Pour-Over Coffee: A Step-by-Step Guide
Why Pour-Over?
There is something satisfying about making coffee this way. It is slow enough to pay attention to, and the result — when you get it right — is a clean, clear cup where you can actually taste what the coffee is doing. No machine required, no pods, no pressure system. Just hot water, ground coffee, and a filter.
The most common brewer for beginners is the V60 (Hario), though a Chemex or a flat-bottom dripper like the Kalita Wave all follow the same basic logic.
What You Need
- A pour-over dripper and matching paper filters
- A kettle (gooseneck is helpful but not essential)
- A kitchen scale
- Freshly ground coffee — medium-fine for a V60, medium-coarse for a Chemex
- Water just off the boil (about 93 °C)
The Process
1. Rinse the Filter
Place your paper filter in the dripper, set it over your cup or carafe, and pour hot water through it. This removes any papery taste and pre-heats your vessel. Tip out the rinse water before you start.
2. Weigh Your Coffee
A good starting point: 15g of coffee to 250ml of water (1:16 ratio). Grind medium-fine. The grind should look like coarse sand — not dusty, not gritty.
3. The Bloom
Add your coffee to the filter, then pour just enough water to saturate the grounds — roughly 2–3 times the weight of your coffee (so about 30–40ml for 15g). Start your timer.

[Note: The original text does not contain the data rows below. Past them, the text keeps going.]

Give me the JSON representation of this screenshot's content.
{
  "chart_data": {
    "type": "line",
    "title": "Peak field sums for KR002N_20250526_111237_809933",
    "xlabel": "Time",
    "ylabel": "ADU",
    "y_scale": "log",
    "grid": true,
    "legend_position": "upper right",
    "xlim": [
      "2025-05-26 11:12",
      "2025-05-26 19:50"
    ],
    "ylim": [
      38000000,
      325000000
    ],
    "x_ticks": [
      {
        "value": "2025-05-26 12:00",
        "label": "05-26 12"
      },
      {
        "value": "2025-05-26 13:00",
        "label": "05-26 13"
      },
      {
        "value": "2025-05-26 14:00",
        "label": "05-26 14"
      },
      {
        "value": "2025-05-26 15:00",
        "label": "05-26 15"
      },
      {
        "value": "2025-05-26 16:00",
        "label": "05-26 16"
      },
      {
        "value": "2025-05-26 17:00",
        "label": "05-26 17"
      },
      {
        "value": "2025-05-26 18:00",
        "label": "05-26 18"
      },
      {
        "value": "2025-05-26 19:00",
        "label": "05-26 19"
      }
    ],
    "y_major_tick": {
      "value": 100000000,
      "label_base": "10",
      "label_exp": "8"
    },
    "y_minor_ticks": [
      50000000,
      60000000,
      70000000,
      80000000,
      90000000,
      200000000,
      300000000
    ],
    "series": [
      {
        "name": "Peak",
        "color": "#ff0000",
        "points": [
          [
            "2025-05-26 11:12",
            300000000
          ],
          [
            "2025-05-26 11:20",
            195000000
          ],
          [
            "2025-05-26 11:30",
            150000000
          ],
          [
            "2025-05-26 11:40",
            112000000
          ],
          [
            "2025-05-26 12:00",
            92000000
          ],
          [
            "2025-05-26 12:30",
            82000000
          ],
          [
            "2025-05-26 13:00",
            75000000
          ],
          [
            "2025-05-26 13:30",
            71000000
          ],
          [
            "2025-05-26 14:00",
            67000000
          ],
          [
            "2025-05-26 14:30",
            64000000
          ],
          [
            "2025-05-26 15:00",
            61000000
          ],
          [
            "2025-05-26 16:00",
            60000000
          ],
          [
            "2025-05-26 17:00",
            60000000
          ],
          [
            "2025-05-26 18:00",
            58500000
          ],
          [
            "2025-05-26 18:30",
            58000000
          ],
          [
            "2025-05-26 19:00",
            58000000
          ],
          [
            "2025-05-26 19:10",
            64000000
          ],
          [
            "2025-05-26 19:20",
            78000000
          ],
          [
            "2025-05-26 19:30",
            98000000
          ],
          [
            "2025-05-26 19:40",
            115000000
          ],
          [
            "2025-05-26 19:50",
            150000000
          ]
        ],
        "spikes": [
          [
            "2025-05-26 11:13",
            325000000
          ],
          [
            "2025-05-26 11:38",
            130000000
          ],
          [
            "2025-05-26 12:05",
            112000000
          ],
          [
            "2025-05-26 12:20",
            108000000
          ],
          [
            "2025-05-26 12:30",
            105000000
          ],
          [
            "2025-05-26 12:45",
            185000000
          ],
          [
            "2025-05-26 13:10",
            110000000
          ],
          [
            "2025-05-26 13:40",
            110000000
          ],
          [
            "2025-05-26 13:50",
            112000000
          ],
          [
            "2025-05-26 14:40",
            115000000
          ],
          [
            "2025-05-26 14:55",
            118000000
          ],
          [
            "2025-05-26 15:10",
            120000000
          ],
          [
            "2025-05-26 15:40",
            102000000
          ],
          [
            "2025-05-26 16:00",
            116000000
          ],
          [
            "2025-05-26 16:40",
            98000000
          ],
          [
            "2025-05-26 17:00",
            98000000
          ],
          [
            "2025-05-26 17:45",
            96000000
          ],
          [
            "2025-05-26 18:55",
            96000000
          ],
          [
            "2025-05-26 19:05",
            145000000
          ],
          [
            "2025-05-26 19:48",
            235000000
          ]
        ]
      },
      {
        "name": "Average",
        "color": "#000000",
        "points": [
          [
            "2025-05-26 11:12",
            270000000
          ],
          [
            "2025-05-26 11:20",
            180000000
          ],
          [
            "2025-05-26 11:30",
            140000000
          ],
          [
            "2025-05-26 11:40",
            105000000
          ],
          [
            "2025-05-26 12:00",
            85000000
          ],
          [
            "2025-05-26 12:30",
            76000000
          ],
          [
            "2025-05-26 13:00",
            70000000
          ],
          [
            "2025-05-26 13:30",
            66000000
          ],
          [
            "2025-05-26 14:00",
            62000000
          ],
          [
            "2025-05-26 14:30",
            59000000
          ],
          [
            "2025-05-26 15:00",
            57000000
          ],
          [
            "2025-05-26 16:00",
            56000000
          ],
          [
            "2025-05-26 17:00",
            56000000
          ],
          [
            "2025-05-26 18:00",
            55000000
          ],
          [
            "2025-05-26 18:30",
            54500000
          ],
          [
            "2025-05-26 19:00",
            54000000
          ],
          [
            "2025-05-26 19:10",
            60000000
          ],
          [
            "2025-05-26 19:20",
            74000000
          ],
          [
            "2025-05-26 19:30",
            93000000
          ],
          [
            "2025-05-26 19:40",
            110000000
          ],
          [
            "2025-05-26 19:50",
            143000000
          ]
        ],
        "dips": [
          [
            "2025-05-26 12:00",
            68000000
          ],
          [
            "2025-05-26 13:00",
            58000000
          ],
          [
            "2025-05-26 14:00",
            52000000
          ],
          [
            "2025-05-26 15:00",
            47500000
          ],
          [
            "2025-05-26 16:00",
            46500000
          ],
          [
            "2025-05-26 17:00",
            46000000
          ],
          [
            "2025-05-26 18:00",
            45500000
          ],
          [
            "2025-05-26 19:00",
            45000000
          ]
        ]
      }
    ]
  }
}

Wait 30–45 seconds. You will see the grounds puff up and bubble slightly. This is CO₂ escaping — it is called the bloom, and it matters because trapped gas interferes with even extraction. Fresher beans bloom more dramatically.
4. The Main Pour
After the bloom, begin pouring slowly in gentle circles, starting from the centre and moving outward. The goal is even saturation — you are not trying to agitate the grounds aggressively, just keep the water level steady and the bed flat.
Pour in two or three stages rather than all at once, letting the water draw down slightly between each addition. Total brew time should land around 3 to 3.5 minutes for a 250ml cup.
5. Taste and Adjust
Bitter? Grind slightly coarser, or pour a little faster next time to shorten contact time. Sour or sharp? Grind finer, or slow your pour. Weak? Use a little more coffee, not a longer brew time.
A Few Things That Actually Help
Consistency matters more than perfection. The same grind, the same ratio, the same pour each time gives you something to compare against. Random brews are hard to improve.
Stale coffee is the most common problem nobody talks about. Ground coffee goes stale within days; whole beans within a few weeks of roasting. Buy in smaller quantities and use them up.
You do not need a gooseneck kettle. It helps with control, but a standard kettle poured carefully and slowly does the same job. Start with what you have.
Pour-over is forgiving once you understand what each step is for. The bloom is not a ritual — it improves extraction. The slow pour is not theatre — it prevents channelling. Once the logic clicks, the process feels natural rather than fussy.